RICHFIELD, Minn. - An investigation into personal misconduct led Brian Dunn to step down from his post as CEO of Best Buy.
Claire Koeneman of H+K Strategies, a spokeswoman for the Best Buy board of directors released the following statement:
"Certain issues were brought to the board's attention regarding Mr. Dunn's personal conduct, unrelated to the company's operations or financial controls, and an audit committee investigation was initiated. Prior to the completion of the investigation, Mr. Dunn chose to resign."
No further details about the investigation have been released.
In a written statement earlier on Tuesday, Best Buy said Dunn's resignation was a mutual agreement and that it's time for new leadership to address the challenges that face the company.
Best Buy went on to say Dunn enjoyed every one of his 28 years with the company and leaves it in a position for a strong future.
Dunn worked his way up the corporate ladder. He started at Best Buy as a sales associate in 1985 when the company had just a dozen stores.
Best Buy recently announced it would close fifty stores and move others from a big box style to smaller stores.
Additionally, it would lay off 400 workers at its corporate headquarters in Richfield.
"Best Buy's big mistake is they've done a terrible job over the last several years of integrating they're retail locations with their online presence," said author and Forbes contributor Larry Downes.
Downes is critical of the way Best Buy has handled its business and pointed to a major hiccup this past Christmas when stores ran out of popular items and didn't tell consumers until a couple days before the holiday.

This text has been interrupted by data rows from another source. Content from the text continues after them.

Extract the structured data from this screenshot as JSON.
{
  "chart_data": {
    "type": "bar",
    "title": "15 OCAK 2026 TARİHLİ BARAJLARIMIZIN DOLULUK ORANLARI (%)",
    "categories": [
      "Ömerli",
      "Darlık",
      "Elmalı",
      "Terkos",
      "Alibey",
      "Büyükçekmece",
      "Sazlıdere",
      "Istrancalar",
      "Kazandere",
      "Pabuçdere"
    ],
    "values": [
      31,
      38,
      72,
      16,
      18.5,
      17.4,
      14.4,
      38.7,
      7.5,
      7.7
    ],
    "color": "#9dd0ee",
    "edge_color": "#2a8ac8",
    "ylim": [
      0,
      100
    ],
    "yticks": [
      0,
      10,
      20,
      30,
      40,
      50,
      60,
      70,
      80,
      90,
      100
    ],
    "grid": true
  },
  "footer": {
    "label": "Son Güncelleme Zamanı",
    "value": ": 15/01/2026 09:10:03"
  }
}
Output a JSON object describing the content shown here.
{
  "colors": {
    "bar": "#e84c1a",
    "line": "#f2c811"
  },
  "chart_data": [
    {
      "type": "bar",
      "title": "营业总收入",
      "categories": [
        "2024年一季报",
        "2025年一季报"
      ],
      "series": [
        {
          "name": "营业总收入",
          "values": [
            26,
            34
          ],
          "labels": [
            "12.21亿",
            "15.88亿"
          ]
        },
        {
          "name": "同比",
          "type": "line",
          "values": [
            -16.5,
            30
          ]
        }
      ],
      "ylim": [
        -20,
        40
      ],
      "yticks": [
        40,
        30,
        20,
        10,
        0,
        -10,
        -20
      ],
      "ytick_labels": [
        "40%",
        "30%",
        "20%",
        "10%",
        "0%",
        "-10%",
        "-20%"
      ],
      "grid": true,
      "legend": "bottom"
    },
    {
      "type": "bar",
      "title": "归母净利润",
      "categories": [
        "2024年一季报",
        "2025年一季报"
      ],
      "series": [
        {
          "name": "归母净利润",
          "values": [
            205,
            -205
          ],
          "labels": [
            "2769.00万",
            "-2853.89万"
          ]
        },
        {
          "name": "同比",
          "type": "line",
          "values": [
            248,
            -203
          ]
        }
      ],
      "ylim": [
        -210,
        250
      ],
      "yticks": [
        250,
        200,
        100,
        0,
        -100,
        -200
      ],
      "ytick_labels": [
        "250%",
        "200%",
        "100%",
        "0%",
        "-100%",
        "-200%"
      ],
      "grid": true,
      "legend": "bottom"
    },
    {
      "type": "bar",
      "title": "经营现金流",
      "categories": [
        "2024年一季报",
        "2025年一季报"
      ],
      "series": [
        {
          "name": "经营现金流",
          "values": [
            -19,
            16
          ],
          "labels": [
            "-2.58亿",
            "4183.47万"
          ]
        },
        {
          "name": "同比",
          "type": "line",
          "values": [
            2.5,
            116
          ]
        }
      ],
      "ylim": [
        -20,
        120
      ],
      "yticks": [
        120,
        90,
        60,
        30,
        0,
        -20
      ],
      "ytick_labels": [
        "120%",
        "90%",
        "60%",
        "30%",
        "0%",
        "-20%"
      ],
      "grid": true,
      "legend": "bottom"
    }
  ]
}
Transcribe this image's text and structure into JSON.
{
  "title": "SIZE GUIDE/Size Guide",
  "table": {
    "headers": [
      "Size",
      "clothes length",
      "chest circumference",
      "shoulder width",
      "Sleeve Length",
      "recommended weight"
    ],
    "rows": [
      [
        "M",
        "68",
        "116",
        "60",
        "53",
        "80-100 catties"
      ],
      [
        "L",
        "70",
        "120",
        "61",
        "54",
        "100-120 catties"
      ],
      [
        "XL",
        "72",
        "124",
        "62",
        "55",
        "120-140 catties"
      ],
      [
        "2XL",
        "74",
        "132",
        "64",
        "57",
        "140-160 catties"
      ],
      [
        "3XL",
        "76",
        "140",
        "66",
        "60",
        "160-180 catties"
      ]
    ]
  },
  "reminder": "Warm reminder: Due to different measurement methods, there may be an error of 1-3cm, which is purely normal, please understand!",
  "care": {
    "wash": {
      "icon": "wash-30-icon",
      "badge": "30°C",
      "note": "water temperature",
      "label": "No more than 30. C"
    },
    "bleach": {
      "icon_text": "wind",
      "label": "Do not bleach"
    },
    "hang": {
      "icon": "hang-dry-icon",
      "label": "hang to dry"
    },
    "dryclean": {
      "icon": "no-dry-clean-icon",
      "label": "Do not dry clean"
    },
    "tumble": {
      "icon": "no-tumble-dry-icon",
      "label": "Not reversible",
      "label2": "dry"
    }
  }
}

"What contingency plans do they have to anticipate the future and to take advantage of the future as opposed to being surprised by it," said University of Minnesota's Akshay Rao.
Rao said Best Buy must begin to look less at the day to day operations and more at its long term future. He said the company should already be looking at the competitors of tomorrow to work at getting their customers to return.
"Best Buy needs to ask itself what do consumers do when they engage with me," explained Rau. "What can I do to get them to engage with me and when they engage with me what other kinds of engagements can we develop."
Hamline University's Vice President of Marketing Jeffrey Rich said the "flawed" business model, neglecting paying more attention to brick and mortar stores at the expense of more innovative e-commerce, is the real reason for Dunn's departure.
"The performance of the corporation, I think, had more to do with Mr. Dunn's resignation, leaving Best Buy, than any other issues that might be swirling around right now," said Rich.
In the meantime, Mike Mikan will serve as the temporary CEO while the company searches for a new one. The 41-year-old is the grandson of Minneapolis Lakers basketball star George Mikan.